Enfin, ma plus grande crainte pour la grève générale illimitée qui s’en vient n’est plus seulement celle d’une récupération envisagée du mouvement étudiant par la FECQ et la FEUQ.  Elle est aussi et surtout, une peur bleue d’une récupération de la mobilisation des militantes et militants du cégep, des féministes, des queers, des groupes de luttes à l’homophobie, des groupes autonomes, des étudiants internationaux et étudiantes internationales, de bien d’autres, bref de la base étudiante qui sera dans la rue. Une récupération planifiée par un encadrement excessif et paternaliste de certaines personnes faisant partie des cercles priviligiés de la CLASSE. Cette CLASSE dont certains et certaines délégué-e-s se permettent beaucoup de lattitude quant à la définition de leurs mandats d’assemblée générale allant parfois jusqu’à s’en passer. Ces gens qui s’autodéterminent comme légitimes de penser une supra-stratégie militante puisqu’étant membres de conseil exécutif élargi. Cette CLASSE, structure qui ose avoir la prétention de “diriger” le mouvement de grève, tel qu’affirmé par le porte-parole de celle-ci dans les médias à la rentrée universitaire d’hiver (2012).  

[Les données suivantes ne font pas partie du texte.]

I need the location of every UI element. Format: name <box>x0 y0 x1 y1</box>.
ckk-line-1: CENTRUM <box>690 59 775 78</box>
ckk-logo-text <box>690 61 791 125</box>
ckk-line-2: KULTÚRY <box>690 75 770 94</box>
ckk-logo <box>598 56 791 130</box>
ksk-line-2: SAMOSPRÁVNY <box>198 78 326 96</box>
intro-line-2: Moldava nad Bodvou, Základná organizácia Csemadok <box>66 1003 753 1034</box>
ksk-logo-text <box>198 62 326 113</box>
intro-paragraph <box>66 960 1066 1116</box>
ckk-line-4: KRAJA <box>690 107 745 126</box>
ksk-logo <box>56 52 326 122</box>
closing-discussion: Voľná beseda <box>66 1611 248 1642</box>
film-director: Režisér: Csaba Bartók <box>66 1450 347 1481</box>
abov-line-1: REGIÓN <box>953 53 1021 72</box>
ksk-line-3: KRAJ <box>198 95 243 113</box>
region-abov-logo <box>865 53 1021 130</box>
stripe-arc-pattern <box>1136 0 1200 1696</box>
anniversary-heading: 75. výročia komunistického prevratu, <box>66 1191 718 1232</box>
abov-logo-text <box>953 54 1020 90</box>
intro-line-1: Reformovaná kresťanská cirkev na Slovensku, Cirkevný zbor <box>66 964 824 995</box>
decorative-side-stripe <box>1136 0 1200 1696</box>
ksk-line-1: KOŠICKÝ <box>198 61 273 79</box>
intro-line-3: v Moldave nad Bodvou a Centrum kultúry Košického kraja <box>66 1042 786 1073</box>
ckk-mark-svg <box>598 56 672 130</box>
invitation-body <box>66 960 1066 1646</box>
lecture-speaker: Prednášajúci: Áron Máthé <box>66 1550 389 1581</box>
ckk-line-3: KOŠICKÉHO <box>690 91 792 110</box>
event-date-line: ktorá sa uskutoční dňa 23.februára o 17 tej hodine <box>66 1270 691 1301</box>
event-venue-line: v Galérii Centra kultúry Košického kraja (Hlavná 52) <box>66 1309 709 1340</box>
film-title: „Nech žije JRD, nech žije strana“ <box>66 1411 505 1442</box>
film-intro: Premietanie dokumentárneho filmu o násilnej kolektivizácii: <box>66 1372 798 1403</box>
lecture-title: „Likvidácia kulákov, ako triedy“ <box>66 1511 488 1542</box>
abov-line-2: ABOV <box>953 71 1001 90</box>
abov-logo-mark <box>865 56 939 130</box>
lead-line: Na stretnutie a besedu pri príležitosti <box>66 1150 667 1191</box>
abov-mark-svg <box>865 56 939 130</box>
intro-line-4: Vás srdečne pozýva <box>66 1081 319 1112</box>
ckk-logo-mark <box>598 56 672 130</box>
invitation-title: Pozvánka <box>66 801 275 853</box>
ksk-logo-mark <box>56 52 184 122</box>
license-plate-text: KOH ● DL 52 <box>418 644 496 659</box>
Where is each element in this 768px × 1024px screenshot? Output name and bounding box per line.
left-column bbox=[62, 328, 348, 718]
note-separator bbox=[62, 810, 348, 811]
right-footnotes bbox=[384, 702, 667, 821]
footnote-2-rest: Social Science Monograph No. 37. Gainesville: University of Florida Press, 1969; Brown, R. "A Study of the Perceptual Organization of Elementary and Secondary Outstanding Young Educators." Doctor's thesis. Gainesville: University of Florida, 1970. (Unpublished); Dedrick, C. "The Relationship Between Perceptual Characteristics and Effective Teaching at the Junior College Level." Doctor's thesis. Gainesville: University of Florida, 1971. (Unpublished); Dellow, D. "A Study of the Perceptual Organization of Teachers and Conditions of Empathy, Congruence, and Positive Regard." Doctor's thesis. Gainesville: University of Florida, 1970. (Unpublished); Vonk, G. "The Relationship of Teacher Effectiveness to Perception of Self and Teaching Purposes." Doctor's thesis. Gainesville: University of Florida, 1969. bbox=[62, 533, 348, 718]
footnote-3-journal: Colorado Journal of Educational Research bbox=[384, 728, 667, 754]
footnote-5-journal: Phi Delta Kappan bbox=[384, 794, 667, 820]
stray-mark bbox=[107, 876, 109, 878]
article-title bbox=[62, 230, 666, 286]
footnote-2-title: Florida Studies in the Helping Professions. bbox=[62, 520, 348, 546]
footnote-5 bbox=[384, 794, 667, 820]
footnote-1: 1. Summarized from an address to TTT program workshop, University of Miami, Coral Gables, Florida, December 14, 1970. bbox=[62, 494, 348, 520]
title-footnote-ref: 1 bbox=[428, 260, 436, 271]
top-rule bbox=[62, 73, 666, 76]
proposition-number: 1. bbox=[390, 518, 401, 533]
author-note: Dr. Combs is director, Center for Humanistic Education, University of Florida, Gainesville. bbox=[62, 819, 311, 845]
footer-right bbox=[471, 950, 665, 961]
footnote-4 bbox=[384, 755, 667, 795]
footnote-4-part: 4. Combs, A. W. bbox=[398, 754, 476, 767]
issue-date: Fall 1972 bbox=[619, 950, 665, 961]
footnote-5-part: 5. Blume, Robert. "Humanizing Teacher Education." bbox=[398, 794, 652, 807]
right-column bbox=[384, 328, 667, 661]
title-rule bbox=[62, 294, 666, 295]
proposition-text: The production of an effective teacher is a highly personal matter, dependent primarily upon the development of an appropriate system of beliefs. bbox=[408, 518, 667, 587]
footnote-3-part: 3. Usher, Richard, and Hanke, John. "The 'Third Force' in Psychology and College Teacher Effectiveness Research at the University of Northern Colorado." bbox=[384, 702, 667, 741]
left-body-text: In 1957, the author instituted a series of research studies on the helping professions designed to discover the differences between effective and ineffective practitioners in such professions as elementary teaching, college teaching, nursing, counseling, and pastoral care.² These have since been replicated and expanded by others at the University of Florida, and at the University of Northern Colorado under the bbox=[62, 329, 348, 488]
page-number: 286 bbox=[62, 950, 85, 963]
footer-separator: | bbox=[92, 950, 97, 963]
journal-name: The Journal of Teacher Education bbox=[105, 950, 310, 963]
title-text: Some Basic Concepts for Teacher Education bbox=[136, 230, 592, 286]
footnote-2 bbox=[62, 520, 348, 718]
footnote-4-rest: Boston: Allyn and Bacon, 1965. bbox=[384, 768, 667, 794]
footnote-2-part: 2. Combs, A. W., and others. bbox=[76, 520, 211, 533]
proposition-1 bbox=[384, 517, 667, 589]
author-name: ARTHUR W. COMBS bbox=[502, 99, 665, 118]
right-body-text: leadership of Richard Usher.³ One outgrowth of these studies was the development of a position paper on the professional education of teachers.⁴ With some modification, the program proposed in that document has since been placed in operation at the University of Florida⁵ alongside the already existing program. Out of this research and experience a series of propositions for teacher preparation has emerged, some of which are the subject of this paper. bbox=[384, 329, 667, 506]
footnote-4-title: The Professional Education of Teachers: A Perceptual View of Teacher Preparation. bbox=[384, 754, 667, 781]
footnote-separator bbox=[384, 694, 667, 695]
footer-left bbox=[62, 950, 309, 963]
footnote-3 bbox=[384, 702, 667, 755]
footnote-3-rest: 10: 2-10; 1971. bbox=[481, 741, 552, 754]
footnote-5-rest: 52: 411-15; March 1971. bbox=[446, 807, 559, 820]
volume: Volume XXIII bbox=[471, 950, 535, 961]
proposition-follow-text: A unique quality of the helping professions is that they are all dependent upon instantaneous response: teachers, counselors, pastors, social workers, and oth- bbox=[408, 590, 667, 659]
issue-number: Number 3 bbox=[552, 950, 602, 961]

Cette grève je veux la vivre avec tous ces groupes que j’ai nommé précédemment. Je veux la vivre en actions, en réflexions, en débats, non m’y épuiser en instances nationales. Je veux la vivre en tant que militante tout simplement, pour arriver à la percevoir encore comme un espoir d’une société alternative, comme une possibilité de rêve général illimité. Je quitte les jeux de pouvoir de la politique nationale étudiante pour me consacrer au politique de l’action collective et de la démocratie directe, m’en alimenter à la source.